Twenty years ago, Dr Ransford Antwi, Head of Department at Academic City College in Accra was diagnosed with glaucoma in South Africa.
As expected, Dr Antwi was given everyday eyedrops to manage the glaucoma and he suffered the frustration of having to use eyedrops twice everyday. According to Dr Antwi, “some of the eyedrops required that I constantly had to put it in a refrigerator to maintain its potency.

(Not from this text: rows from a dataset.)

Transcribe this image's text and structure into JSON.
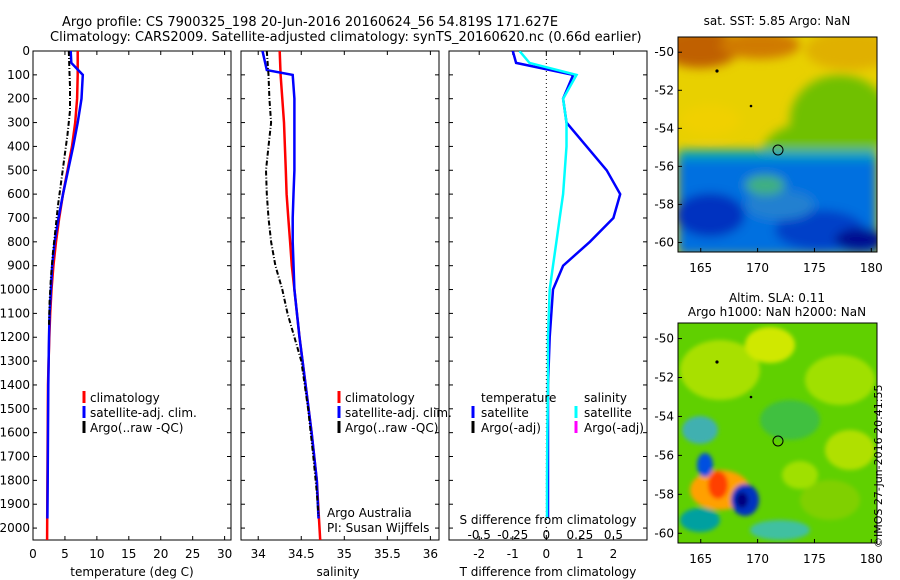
{
  "header": {
    "line1": "Argo profile: CS 7900325_198 20-Jun-2016 20160624_56 54.819S 171.627E",
    "line2": "Climatology: CARS2009. Satellite-adjusted climatology: synTS_20160620.nc (0.66d earlier)"
  },
  "legend": {
    "climatology": "climatology",
    "satellite_adj": "satellite-adj. clim.",
    "argo_raw": "Argo(..raw -QC)",
    "temperature_hdr": "temperature",
    "salinity_hdr": "salinity",
    "satellite": "satellite",
    "argo_adj": "Argo(-adj)"
  },
  "annotation": {
    "argo_australia": "Argo Australia",
    "pi": "PI: Susan Wijffels"
  },
  "map_titles": {
    "sst": "sat. SST: 5.85 Argo: NaN",
    "sla_line1": "Altim. SLA: 0.11",
    "sla_line2": "Argo h1000: NaN h2000: NaN"
  },
  "timestamp": "©IMOS 27-Jun-2016 20:41:55",
  "colors": {
    "climatology": "#ff0000",
    "satellite_adj": "#0000ff",
    "argo": "#000000",
    "salinity_diff": "#00ffff",
    "argo_adj_sal": "#ff00ff"
  },
  "chart_data": [
    {
      "type": "line",
      "name": "temperature profile",
      "xlabel": "temperature (deg C)",
      "xlim": [
        0,
        31
      ],
      "ylim": [
        2050,
        0
      ],
      "xticks": [
        0,
        5,
        10,
        15,
        20,
        25,
        30
      ],
      "yticks": [
        0,
        100,
        200,
        300,
        400,
        500,
        600,
        700,
        800,
        900,
        1000,
        1100,
        1200,
        1300,
        1400,
        1500,
        1600,
        1700,
        1800,
        1900,
        2000
      ],
      "series": [
        {
          "name": "climatology",
          "x": [
            7.0,
            7.0,
            6.9,
            6.6,
            6.1,
            5.4,
            4.7,
            4.1,
            3.6,
            3.2,
            2.9,
            2.7,
            2.55,
            2.45,
            2.35,
            2.3,
            2.25,
            2.2
          ],
          "y": [
            0,
            100,
            200,
            300,
            400,
            500,
            600,
            700,
            800,
            900,
            1000,
            1100,
            1200,
            1300,
            1400,
            1600,
            1800,
            2050
          ]
        },
        {
          "name": "satellite-adj. clim.",
          "x": [
            5.9,
            6.0,
            7.8,
            7.6,
            7.0,
            6.3,
            5.5,
            4.7,
            4.0,
            3.4,
            3.0,
            2.8,
            2.6,
            2.5,
            2.4,
            2.35,
            2.3,
            2.25
          ],
          "y": [
            0,
            50,
            100,
            200,
            300,
            400,
            500,
            600,
            700,
            800,
            900,
            1000,
            1100,
            1200,
            1400,
            1600,
            1800,
            1960
          ]
        },
        {
          "name": "Argo(..raw -QC)",
          "x": [
            5.6,
            5.7,
            5.8,
            5.8,
            5.4,
            4.9,
            4.4,
            3.9,
            3.5,
            3.1,
            2.8,
            2.6,
            2.5
          ],
          "y": [
            0,
            80,
            150,
            250,
            350,
            450,
            550,
            650,
            750,
            850,
            950,
            1050,
            1150
          ]
        }
      ]
    },
    {
      "type": "line",
      "name": "salinity profile",
      "xlabel": "salinity",
      "xlim": [
        33.8,
        36.1
      ],
      "ylim": [
        2050,
        0
      ],
      "xticks": [
        34,
        34.5,
        35,
        35.5,
        36
      ],
      "series": [
        {
          "name": "climatology",
          "x": [
            34.25,
            34.26,
            34.28,
            34.3,
            34.31,
            34.32,
            34.33,
            34.35,
            34.37,
            34.39,
            34.42,
            34.48,
            34.55,
            34.62,
            34.68,
            34.72
          ],
          "y": [
            0,
            100,
            200,
            300,
            400,
            500,
            600,
            700,
            800,
            900,
            1000,
            1200,
            1400,
            1600,
            1800,
            2050
          ]
        },
        {
          "name": "satellite-adj. clim.",
          "x": [
            34.05,
            34.1,
            34.4,
            34.42,
            34.42,
            34.42,
            34.42,
            34.41,
            34.4,
            34.4,
            34.42,
            34.48,
            34.55,
            34.62,
            34.68,
            34.7
          ],
          "y": [
            0,
            80,
            100,
            200,
            300,
            400,
            500,
            600,
            700,
            800,
            1000,
            1200,
            1400,
            1600,
            1800,
            1960
          ]
        },
        {
          "name": "Argo(..raw -QC)",
          "x": [
            34.1,
            34.12,
            34.13,
            34.15,
            34.12,
            34.09,
            34.1,
            34.12,
            34.15,
            34.2,
            34.28,
            34.34,
            34.42,
            34.5,
            34.58,
            34.64,
            34.68,
            34.7
          ],
          "y": [
            0,
            100,
            200,
            300,
            400,
            500,
            600,
            700,
            800,
            900,
            1000,
            1100,
            1200,
            1300,
            1500,
            1700,
            1850,
            1950
          ]
        }
      ]
    },
    {
      "type": "line",
      "name": "difference from climatology",
      "xlabel": "T difference from climatology",
      "xlabel_top": "S difference from climatology",
      "xlim": [
        -2.9,
        3.0
      ],
      "ylim": [
        2050,
        0
      ],
      "xticks": [
        -2,
        -1,
        0,
        1,
        2
      ],
      "xticks_top_labels": [
        "-0.5",
        "-0.25",
        "0",
        "0.25",
        "0.5"
      ],
      "series": [
        {
          "name": "temperature satellite",
          "x": [
            -1.0,
            -0.9,
            0.8,
            0.5,
            0.6,
            1.2,
            1.8,
            2.2,
            2.0,
            1.3,
            0.5,
            0.2,
            0.1,
            0.05,
            0.05,
            0.05,
            0.05
          ],
          "y": [
            0,
            50,
            100,
            200,
            300,
            400,
            500,
            600,
            700,
            800,
            900,
            1000,
            1200,
            1400,
            1600,
            1800,
            1960
          ]
        },
        {
          "name": "salinity satellite",
          "x": [
            -0.8,
            -0.5,
            0.9,
            0.5,
            0.6,
            0.6,
            0.55,
            0.5,
            0.4,
            0.3,
            0.2,
            0.1,
            0.05,
            0.05,
            0.03,
            0.02,
            0.02
          ],
          "y": [
            0,
            50,
            100,
            200,
            300,
            400,
            500,
            600,
            700,
            800,
            900,
            1000,
            1200,
            1400,
            1600,
            1800,
            1960
          ]
        }
      ]
    },
    {
      "type": "heatmap",
      "name": "sat SST map",
      "xlim": [
        163,
        180.5
      ],
      "ylim": [
        -60.5,
        -49.2
      ],
      "xticks": [
        165,
        170,
        175,
        180
      ],
      "yticks": [
        -50,
        -52,
        -54,
        -56,
        -58,
        -60
      ],
      "marker": {
        "lon": 171.6,
        "lat": -54.8
      }
    },
    {
      "type": "heatmap",
      "name": "altimetry SLA map",
      "xlim": [
        163,
        180.5
      ],
      "ylim": [
        -60.5,
        -49.2
      ],
      "xticks": [
        165,
        170,
        175,
        180
      ],
      "yticks": [
        -50,
        -52,
        -54,
        -56,
        -58,
        -60
      ],
      "marker": {
        "lon": 171.6,
        "lat": -54.8
      }
    }
  ]
}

It was uncomfortable especially when I had to travel out of town to places without refrigeration facilities.”
But since the MIGS operations in both eyes two years ago, Dr Antwi has escaped the daily ordeal of using eyedrops – which means saving GHS150 every month.
Cpl Lawrence Kyeremeh of the Formed Police Unit (FPU) in Accra celebrates two years after MIGS in both eyes and recommended that glaucoma patients undergo MIGS as soon as possible.
“I would be blind by now if I had not done MIGS two years ago”, Mr Kyeremeh added.
“It is estimated that 1% to 5% of glaucoma patients may still require glaucoma eyedrops after MIGS. The need for glaucoma eyedrops after MIGS is more common in diabetics, and eyes with previous surgery or severe injury.” Dr Osafo Kwaako stated.
“At present, this affordable MIGS is available at the Ho Teaching Hospital, Dr Rose Mompi Eye Hospital in Ve Kolenu, VR; Bemuah Royal Hospital (the American Heart and Lung Centre in East Legon, Accra); and the Agogo Presbyterian Hospital in Ashanti Region,” Dr Osafo Kwaako added.
Speaking at the Glaucoma Update Conference of the Ophthalmological Society of Ghana held at the Korle bu Teaching Hospital in 2018, Dr Alfred Osafo-Kwaako was optimistic that by the year 2030, all eye hospitals across the country will offer this service.
Telephone numbers for MIGS bookings are 0559480853, 0206430755.
Dr Osafo Kwaako expressed special thanks to the Vice Chancellor of UHAS, Prof John Gyapong, the Pro Vice-chancellor, Prof Owusu Adjei, and the Dean of the School of Medicine, Prof Harry Tagbor for their support since the introduction of MIGS.
“We also appreciate the support and guidance of the Acting CEO of the Ho Teaching Hospital, Dr John Tampoure, as well as the ophthalmic nurses, optometrists and ophthalmologists who have participated in the delivery of MIGS to glaucoma patients in Ghana,” Dr Osafo Kwaako added.